Testing this with the backup process is quite easy:
Sample table:
CREATE TABLE `sb1` ( `id` int(11) NOT NULL DEFAULT '0', `c` char(120) NOT NULL DEFAULT '', UNIQUE KEY `ix` (`id`) ) ENGINE=InnoDB DEFAULT CHARSET=latin1 select count(*) from sb1; +----------+ | count(*) | +----------+ | 149999 | +----------+ select * from sb1 limit 3; +----+-------------------------------------------------------------------------------------------------------------------------+ | id | c | +----+-------------------------------------------------------------------------------------------------------------------------+ | 1 | 83868641912-28773972837-60736120486-75162659906-27563526494-20381887404-41576422241-93426793964-56405065102-33518432330 | | 2 | 38014276128-25250245652-62722561801-27818678124-24890218270-18312424692-92565570600-36243745486-21199862476-38576014630 | | 3 | 33973744704-80540844748-72700647445-87330233173-87249600839-07301471459-22846777364-58808996678-64607045326-48799346817 | +----+-------------------------------------------------------------------------------------------------------------------------+
So our “connection 1:” is an
xtrabackup
command:
xtrabackup --defaults-file=/home/shahriyar.rzaev/sandboxes/rsandbox_Percona-Server-5_7_18/master/my.sandbox.cnf --user=msandbox --password='msandbox' --target-dir=/home/shahriyar.rzaev/backup_dir/ps_5.7_master/full/2017-07-28_07-55-30 --backup --host=127.0.0.1 --port=20393 --binlog-info=AUTO --galera-info --parallel 4 --check-privileges --no-version-check --lock-ddl-per-table
So after running the backup command and doing the same steps for “connection 2” and “connection 3,” the result is something like this in processlist:
show processlist; +----+----------+-----------------+------+---------+------+---------------------------------+----------------------------------------+-----------+---------------+ | Id | User | Host | db | Command | Time | State | Info | Rows_sent | Rows_examined | +----+----------+-----------------+------+---------+------+---------------------------------+----------------------------------------+-----------+---------------+ | 4 | root | localhost | db1 | Sleep | 28 | | NULL | 0 | 1 | | 10 | root | localhost | db1 | Query | 26 | Waiting for table metadata lock | CREATE INDEX sb1_1 ON sb1 (c(10)) | 0 | 0 | | 11 | root | localhost | db1 | Query | 6 | Waiting for table metadata lock | UPDATE sb1 SET c = '288' WHERE id = 34 | 0 | 0 | | 12 | root | localhost | NULL | Query | 0 | starting | show processlist | 0 | 0 | | 13 | msandbox | localhost:36546 | NULL | Sleep | 31 | | NULL | 1 | 116 | | 14 | msandbox | localhost:36550 | NULL | Sleep | 17 | | NULL | 1 | 1 | +----+----------+-----------------+------+---------+------+---------------------------------+----------------------------------------+-----------+---------------+ 6 rows in set (0.00 sec)
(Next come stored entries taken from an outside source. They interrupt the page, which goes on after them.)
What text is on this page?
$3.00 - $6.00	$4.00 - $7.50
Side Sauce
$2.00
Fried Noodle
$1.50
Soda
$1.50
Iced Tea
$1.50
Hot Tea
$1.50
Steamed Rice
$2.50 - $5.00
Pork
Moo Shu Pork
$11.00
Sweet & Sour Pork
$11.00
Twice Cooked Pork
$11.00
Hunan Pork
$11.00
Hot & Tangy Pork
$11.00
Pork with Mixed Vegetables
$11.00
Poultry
Updates are only completed after the backup, as described. It should be clear now why you should use it with caution.
The last thing we should discuss is if you do not want to use any “hacks” with
xtrabackup
, you can do things on the MySQL side such as:
- Avoiding bad DDLs
- Enabling old_alter_table. When this variable is enabled, the server does not use the optimized method of processing an ALTER TABLE operation. It reverts to using a temporary table, copying over the data and then renaming the temporary table to the original, as used by MySQL 5.0 and earlier. So it is going to use ALGORITHM=COPY for alters.
In conclusion, we do not have a panacea for this issue but, you can use some of the described tricks to get rid of this problem. Thanks for reading!